Passing through GPUs to VMs is a complex process that requires modifying many parts of the host system. Fortunately, the official Proxmox documentation contains a guide on how to do this: PCI Passthrough (opens in a new tab). This guide should be sufficient, and other resources (such as various forums) may provide outdated information or incorrect steps.

Quirks

  • When passing through the GPU, there might need to be some fiddling around with whether or not to enable "Primary GPU": Primary GPU Setting
    • "Primary GPU" appears to be required when using GTX 1080 on Ubuntu (otherwise nvidia-smi throws an error) or Windows VMs (otherwise we get Error 43. Though with primary GPU enabled, we can't access the display from the Proxmox console anymore). It doesn't appear to be required when passing through an RTX 3090 to a Windows VM.
  • When desktop GUI is installed and a display is plugged in, GPU passthrough will stop working. It will error out the first time the VM is started, then it will hang the second time the VM is started. Brief discussion here (opens in a new tab). The solution is to uninstall the desktop GUI or not plug in a display.

The following are some machine-specific quirks that we have encountered.

trpro (ASUS WRX80 Motherboard)

When a GPU is placed in the PCIe slot right beside the RAM, passthrough won't work. The error code is something about invalid VBIOS and then an error message about being stuck in power state D3. When we pass the VM a romfile manually according to the instructions in the Proxmox PCI passthrough doc the invalid VBIOS error goes away but we are still stuck in power state D3. (Source (opens in a new tab))

PCI bandwidth and GPUs

PCIe gen4 appears to require a stronger signal quality than gen3. When using PCIe risers at gen4 speeds, we encountered PCIe errors. See this thread (opens in a new tab) for more info on this.

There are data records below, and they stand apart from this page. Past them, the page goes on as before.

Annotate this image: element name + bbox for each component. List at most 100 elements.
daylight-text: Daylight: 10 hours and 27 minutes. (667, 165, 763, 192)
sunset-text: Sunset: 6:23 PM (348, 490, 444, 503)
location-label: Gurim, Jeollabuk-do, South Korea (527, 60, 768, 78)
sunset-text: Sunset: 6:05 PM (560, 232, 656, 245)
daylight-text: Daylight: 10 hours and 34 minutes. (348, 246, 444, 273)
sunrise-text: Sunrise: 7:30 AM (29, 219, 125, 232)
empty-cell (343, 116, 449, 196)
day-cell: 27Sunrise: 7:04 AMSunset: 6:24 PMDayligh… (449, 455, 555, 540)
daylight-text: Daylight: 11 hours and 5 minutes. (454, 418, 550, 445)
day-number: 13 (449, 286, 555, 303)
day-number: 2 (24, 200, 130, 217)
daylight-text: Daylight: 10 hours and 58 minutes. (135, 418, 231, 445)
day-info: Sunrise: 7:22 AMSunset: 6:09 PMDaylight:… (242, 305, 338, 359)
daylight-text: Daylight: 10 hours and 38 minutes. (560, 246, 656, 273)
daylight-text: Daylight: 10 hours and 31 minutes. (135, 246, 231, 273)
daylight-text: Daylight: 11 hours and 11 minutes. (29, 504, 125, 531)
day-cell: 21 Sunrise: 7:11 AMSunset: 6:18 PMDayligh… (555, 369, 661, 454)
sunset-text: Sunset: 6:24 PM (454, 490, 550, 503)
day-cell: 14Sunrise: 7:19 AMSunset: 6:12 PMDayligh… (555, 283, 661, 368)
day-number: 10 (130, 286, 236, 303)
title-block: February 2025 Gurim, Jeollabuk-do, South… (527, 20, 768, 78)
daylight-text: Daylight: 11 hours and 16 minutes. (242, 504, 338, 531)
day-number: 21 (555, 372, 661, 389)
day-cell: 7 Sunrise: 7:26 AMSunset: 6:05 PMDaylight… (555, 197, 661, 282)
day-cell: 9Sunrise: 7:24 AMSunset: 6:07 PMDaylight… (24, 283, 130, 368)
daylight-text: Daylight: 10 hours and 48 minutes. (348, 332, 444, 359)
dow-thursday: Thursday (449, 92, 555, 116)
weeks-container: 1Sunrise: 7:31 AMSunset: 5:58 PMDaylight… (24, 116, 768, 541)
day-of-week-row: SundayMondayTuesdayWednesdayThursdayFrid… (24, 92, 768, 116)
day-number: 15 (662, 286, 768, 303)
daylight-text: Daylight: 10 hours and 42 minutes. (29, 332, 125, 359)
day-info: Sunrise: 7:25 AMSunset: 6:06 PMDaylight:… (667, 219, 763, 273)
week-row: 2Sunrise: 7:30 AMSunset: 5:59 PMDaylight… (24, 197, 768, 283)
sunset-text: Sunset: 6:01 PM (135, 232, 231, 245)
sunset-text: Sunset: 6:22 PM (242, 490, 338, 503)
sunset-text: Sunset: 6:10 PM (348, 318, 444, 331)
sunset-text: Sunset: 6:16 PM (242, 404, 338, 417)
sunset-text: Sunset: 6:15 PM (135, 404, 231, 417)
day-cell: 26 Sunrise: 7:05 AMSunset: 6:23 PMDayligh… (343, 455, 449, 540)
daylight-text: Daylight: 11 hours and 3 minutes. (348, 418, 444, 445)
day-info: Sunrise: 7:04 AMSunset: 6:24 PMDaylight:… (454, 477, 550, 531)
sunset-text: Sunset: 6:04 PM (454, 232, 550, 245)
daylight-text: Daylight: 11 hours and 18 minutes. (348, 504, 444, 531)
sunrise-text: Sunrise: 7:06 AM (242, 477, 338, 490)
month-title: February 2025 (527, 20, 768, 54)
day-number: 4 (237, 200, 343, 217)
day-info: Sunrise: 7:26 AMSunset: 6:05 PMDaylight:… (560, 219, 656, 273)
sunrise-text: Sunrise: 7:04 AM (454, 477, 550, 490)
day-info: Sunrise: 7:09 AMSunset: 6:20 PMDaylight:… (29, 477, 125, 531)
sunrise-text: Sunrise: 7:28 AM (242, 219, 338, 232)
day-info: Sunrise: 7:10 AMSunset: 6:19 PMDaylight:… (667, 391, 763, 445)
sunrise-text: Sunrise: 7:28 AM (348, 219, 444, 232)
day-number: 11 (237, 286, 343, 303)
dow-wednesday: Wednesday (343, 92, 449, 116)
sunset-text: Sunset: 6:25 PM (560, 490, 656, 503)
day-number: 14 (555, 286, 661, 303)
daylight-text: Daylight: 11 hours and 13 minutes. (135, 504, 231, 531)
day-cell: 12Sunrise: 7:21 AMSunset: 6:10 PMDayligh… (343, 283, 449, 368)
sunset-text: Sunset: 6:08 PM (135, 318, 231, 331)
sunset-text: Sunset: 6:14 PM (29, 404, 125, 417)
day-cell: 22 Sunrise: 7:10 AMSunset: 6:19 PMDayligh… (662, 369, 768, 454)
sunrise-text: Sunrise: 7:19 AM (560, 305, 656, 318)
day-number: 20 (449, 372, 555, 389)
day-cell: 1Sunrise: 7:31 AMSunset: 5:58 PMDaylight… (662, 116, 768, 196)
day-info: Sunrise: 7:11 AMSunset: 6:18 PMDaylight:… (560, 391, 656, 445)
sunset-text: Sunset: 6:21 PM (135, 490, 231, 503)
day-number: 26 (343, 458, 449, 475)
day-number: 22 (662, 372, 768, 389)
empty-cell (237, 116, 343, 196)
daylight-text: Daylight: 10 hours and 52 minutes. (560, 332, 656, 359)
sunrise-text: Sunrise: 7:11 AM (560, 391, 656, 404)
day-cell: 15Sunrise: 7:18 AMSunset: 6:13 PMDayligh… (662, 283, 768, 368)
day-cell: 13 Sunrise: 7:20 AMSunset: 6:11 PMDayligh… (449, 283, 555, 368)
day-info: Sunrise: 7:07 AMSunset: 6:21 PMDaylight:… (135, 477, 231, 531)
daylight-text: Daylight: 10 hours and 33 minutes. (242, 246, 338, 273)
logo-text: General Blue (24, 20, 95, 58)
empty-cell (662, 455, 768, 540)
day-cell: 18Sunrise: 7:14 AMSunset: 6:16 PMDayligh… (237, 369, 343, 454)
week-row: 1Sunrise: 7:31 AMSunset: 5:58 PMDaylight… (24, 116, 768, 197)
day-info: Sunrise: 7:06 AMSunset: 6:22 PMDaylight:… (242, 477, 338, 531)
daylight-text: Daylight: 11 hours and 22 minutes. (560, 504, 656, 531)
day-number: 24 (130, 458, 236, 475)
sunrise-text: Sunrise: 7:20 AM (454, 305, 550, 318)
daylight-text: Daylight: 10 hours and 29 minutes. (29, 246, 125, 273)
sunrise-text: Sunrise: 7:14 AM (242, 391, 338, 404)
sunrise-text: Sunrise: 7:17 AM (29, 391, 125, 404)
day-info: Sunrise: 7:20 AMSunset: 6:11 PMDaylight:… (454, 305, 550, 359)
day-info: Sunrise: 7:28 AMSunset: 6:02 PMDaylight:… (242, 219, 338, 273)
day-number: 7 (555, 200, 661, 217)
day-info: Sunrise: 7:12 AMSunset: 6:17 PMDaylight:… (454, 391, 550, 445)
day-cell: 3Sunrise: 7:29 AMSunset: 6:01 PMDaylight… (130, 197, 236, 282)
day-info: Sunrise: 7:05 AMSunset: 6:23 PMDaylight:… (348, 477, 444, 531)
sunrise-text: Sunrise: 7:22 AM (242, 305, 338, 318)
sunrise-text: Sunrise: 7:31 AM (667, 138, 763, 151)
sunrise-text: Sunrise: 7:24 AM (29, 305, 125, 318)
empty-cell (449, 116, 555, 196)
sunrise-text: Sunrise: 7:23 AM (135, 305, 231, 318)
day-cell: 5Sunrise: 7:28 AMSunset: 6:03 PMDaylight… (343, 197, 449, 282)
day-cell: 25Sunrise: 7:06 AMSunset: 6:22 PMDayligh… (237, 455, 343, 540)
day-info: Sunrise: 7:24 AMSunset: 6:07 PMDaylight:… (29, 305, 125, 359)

We may be able to resolve this by replacing our current passive risers with retimers. See this discussion (opens in a new tab) for more information on this. However, retimers are much more expensive than passive risers.

The current workaround is to set the link speed to gen3 or below. This reduces the bandwidth available to the GPUs, but for a lot of workloads, this doesn't substantially decrease the performance.

Footnotes

  1. Some exceptions are PiKVMs and possible future machines that may run other specialized OS.

  2. This may also be done some other way (e.g. using dhclient). However, restarting the VM has always worked for us and is a simple solution without digging into the details.